Some elements of clean eating are plant-based, and some of the people associated with clean eating have advised cutting down on gluten, or sugar. Clean eating has also become very heavily associated with the rainbow foods, bowls, chia seeds and kale of Instagram fame.
Over the past few years, thanks to the rising numbers of bloggers and cookbooks published on the topic, clean eating has also started to be seen as a diet. Diets are restrictive, easily misunderstood, and go out of fashion fast. So now, newspapers and magazines are publishing “exposes” of clean eating. A food industry insider, The Angry Chef, has published a new book against the term, and Grace Dent is examining the trend on the BBC’s Food Programme.
As you can probably tell, I don’t buy in to the clean eating backlash. I think it’s a misunderstanding of the core idea of clean eating to label it a restrictive diet, or to blame the increasing numbers of people giving up gluten – often misguidedly – on it.

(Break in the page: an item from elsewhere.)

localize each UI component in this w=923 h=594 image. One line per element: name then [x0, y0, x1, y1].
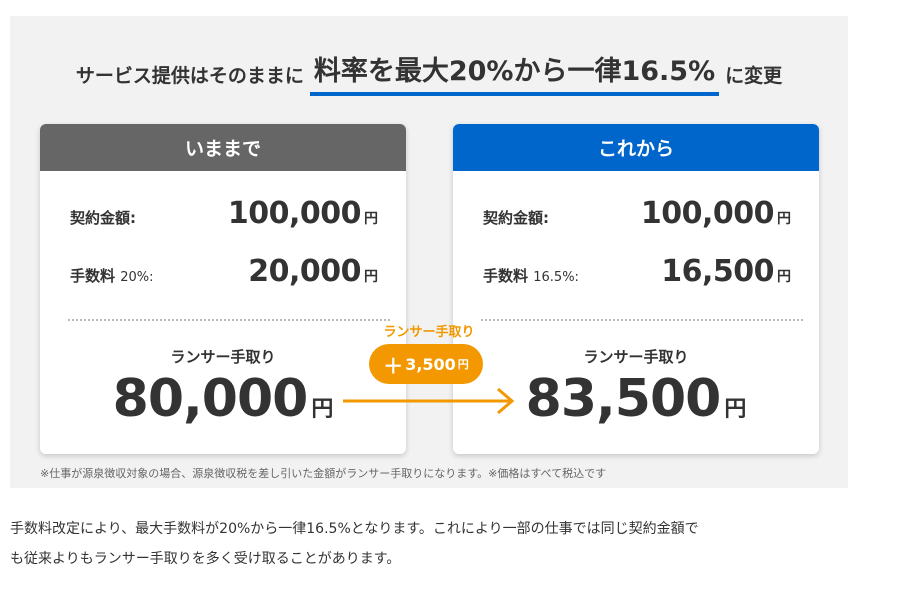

There’s still a place on the food and drink scene for clean eating. But with a backlash comes the opportunity for a new trend, and here at WGSN we have some pointers.
Step up, intuitive eating. With roots that go back a long way – to a quote by Aristotle, even, but more recently to a 1995 book by US dietitians Evelyn Tribole and Elyse Resch – intuitive eating is also known as conscious eating, or attuned eating. Its premise is simple: eat what your body (and your brain) tell you you need. Don’t punish yourself, but do listen to yourself.
“Make food choices that honor your health and tastebuds while making you feel well,” reads one of Tribole and Resch’s 10 Principles of Intuitive Eating. “Remember that you don’t have to eat a perfect diet to be healthy. You will not suddenly get a nutrient deficiency or gain weight from one snack, one meal, or one day of eating. It’s what you eat consistently over time that matters, progress not perfection is what counts.”
As a way of thinking, it’s perfect for these self-care times. It may not be as easily marketed as clean eating – it doesn’t have the immediate visual language of acai bowls or kale – but in the Age of Anxiety, we’re looking for less to worry about. And for many people, food anxiety would be a huge burden to get off their shoulders.
So, let’s cheer for intuitive eating. It’s much better than Paleo, that’s for sure.